Яка сунул в карман погасшую трубку и, чувствуя нарастающее раздражение, поднялся.
— К Степке пойду, с прокуроршей его покалякаю, — сказал хмуро.
— На дорожку посошок, — предложил Чернов, улыбаясь.
— Нет, хватит. — Яка повернулся к нему спиной и стал собираться.
Из горницы вышла Марфа с розовой, годов двух девочкой на руках, удивилась, что так скоро уходит.
— Хорошего поманеньку, — сказал Яка. Натянул полушубок, нахлобучил малахай, надел сразу варежки. Взявшись за ручку двери, добавил с ухмылкой: — Пригласил бы к себе, да арбузов соленых у меня нету, самогонку не гоню. — И хлопнул дверью.
— Аи поругались? — спросила с тревогой Марфа.
— Вроде нет.
— Чего же он такой невеселый пошел?
— С чего ему веселиться-то?
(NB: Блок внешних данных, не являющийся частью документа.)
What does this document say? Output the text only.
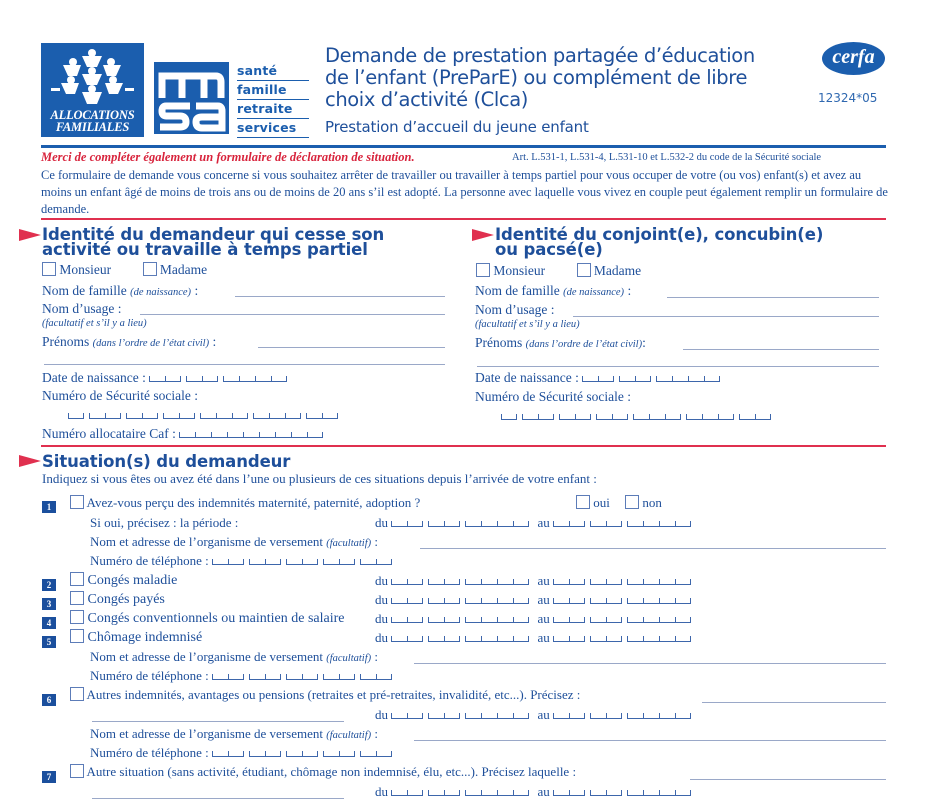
ALLOCATIONS
FAMILIALES
santé
famille
retraite
services
Demande de prestation partagée d’éducation
de l’enfant (PreParE) ou complément de libre
choix d’activité (Clca)
Prestation d’accueil du jeune enfant
cerfa
12324*05
Merci de compléter également un formulaire de déclaration de situation.	Art. L.531-1, L.531-4, L.531-10 et L.532-2 du code de la Sécurité sociale
Ce formulaire de demande vous concerne si vous souhaitez arrêter de travailler ou travailler à temps partiel pour vous occuper de votre (ou vos) enfant(s) et avez au moins un enfant âgé de moins de trois ans ou de moins de 20 ans s’il est adopté. La personne avec laquelle vous vivez en couple peut également remplir un formulaire de demande.
Identité du demandeur qui cesse son
activité ou travaille à temps partiel
Monsieur	Madame
Nom de famille (de naissance) :
Nom d’usage :
(facultatif et s’il y a lieu)
Prénoms (dans l’ordre de l’état civil) :
Date de naissance :
Numéro de Sécurité sociale :
Numéro allocataire Caf :
Identité du conjoint(e), concubin(e)
ou pacsé(e)
Monsieur	Madame
Nom de famille (de naissance) :
Nom d’usage :
(facultatif et s’il y a lieu)
Prénoms (dans l’ordre de l’état civil):
Date de naissance :
Numéro de Sécurité sociale :
Situation(s) du demandeur
Indiquez si vous êtes ou avez été dans l’une ou plusieurs de ces situations depuis l’arrivée de votre enfant :
1	Avez-vous perçu des indemnités maternité, paternité, adoption ?	oui	non
Si oui, précisez : la période :	du	au
Nom et adresse de l’organisme de versement (facultatif) :
Numéro de téléphone :
2	Congés maladie	du	au
3	Congés payés	du	au
4	Congés conventionnels ou maintien de salaire du	au
5	Chômage indemnisé	du	au
Nom et adresse de l’organisme de versement (facultatif) :
Numéro de téléphone :
6	Autres indemnités, avantages ou pensions (retraites et pré-retraites, invalidité, etc...). Précisez :
du	au
Nom et adresse de l’organisme de versement (facultatif) :
Numéro de téléphone :
7	Autre situation (sans activité, étudiant, chômage non indemnisé, élu, etc...). Précisez laquelle :
du	au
Вроде никакой особой радости не случилось. Вот только с тобой свиделся, со мной, да, видно, мы его не развеселили.
— Беркут он был, беркутом и остался. — Марфа протянула внучку: — Иди к дедушке, он тебе сказку расскажет. — И стала убирать посуду.
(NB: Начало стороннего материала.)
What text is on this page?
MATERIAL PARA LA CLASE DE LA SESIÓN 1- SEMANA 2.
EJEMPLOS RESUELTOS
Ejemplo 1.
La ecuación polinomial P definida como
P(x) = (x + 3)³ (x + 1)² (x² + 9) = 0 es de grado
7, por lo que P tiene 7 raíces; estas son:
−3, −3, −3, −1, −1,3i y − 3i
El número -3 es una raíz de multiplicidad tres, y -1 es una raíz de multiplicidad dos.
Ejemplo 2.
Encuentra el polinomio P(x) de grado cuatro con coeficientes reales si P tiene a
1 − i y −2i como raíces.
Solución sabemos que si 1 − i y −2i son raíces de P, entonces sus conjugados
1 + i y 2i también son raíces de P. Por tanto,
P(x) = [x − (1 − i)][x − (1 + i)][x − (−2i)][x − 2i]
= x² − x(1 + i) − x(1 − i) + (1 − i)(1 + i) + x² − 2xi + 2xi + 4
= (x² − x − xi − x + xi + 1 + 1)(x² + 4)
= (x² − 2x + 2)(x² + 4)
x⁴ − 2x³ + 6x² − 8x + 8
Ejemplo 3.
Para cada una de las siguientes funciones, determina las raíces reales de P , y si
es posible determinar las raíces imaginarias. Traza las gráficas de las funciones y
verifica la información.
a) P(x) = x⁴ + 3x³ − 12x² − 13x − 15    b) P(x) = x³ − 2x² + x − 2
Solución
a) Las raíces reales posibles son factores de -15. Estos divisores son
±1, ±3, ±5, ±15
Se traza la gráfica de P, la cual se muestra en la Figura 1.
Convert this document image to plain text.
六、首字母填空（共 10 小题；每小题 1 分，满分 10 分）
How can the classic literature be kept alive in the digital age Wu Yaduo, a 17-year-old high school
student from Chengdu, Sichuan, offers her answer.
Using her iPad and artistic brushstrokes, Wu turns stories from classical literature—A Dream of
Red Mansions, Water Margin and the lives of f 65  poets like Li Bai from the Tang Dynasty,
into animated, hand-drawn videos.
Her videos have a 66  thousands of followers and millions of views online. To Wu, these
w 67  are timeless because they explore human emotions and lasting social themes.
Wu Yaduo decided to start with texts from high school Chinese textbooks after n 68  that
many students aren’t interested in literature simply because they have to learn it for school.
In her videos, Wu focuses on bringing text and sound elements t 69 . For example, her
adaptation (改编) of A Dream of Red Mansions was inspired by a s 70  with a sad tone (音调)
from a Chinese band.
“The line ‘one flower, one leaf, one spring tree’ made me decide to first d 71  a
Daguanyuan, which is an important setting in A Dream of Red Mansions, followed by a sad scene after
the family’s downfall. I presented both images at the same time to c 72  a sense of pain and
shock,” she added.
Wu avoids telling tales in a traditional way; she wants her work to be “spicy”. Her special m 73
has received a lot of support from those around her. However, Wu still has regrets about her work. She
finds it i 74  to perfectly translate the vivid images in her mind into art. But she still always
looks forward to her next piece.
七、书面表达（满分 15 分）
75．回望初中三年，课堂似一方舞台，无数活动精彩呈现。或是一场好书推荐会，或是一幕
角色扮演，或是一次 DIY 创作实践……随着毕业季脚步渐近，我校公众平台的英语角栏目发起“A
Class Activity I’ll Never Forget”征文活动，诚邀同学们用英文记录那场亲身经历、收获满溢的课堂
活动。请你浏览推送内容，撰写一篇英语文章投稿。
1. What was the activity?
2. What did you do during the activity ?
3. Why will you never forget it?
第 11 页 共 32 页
Чернов с внучкой пошел в горницу,
X
Яка шагал серединой проулка, вниз, к заливу, где у самого берега, на главной улице Приморской, жил теперь (как же, начальство!) Степан. Виноват — товарищ Мытарин! Нет, неправильно, еще раз виноват: товарищ Степан Яковлевич Мытарин, председатель колхоза «Волга», вот как!
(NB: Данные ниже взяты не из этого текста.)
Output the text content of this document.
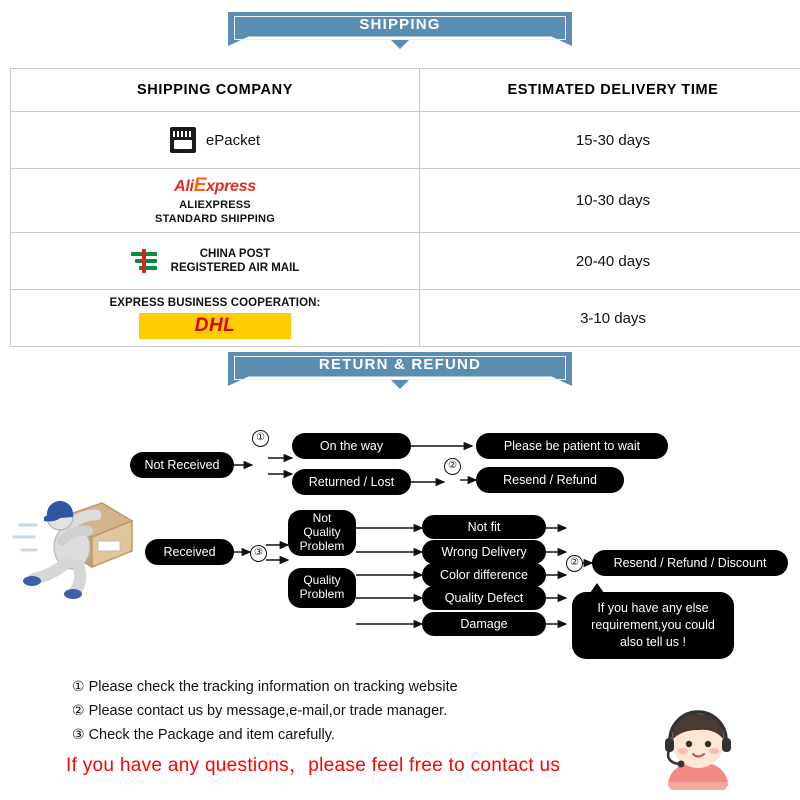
SHIPPING
SHIPPING COMPANY	ESTIMATED DELIVERY TIME

ePacket	15-30 days

AliExpress
ALIEXPRESS
STANDARD SHIPPING	10-30 days

CHINA POST
REGISTERED AIR MAIL	20-40 days

EXPRESS BUSINESS COOPERATION:
DHL	3-10 days
RETURN & REFUND
Not Received
①
On the way
Returned / Lost
Please be patient to wait
②
Resend / Refund
Received	③
Not
Quality
Problem
Quality
Problem
Not fit
Wrong Delivery
Color difference
Quality Defect
Damage
②	Resend / Refund / Discount
If you have any else requirement,you could also tell us !
① Please check the tracking information on tracking website
② Please contact us by message,e-mail,or trade manager.
③ Check the Package and item carefully.
If you have any questions，please feel free to contact us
Скрипучий снег под ногами сверкал в солнечном раздолье, морозно искрился, переливался зелеными блестками, зеркально светились полосы санного следа с раздавленными кое-где конскими яблоками, а пахло как на железной дороге — душным и жирным каменным углем: дров хмелевцам давали только на растопку. Правда, такие, как Чернов, не топили углем, запасали на всю зиму сухостоя, но таких мало, таких раз, два — и нету. Таких радетелей!
«Вот мы выпили за былое, песню спели, приятно, хорошо»! Если тебе хорошо, что же ты похабить стал это былое, отца добром не мог вспомнить, братьев? Жадные были, за свое крепко держались! За чье же им было держаться-то, за чужое? У вас сейчас и колхоз и совхоз, а вон какие все хоромы возвели на казенный-то счет. Затоплением воспользовались, бедой этой вселенской: все равно-де леса будут на дне моря — пили, режь, руби, пока власть дозволяет, ставь новую Хмелевку! И как же быстро поставили, по дешевке-то, как широко размахнулись, до самых Выселок!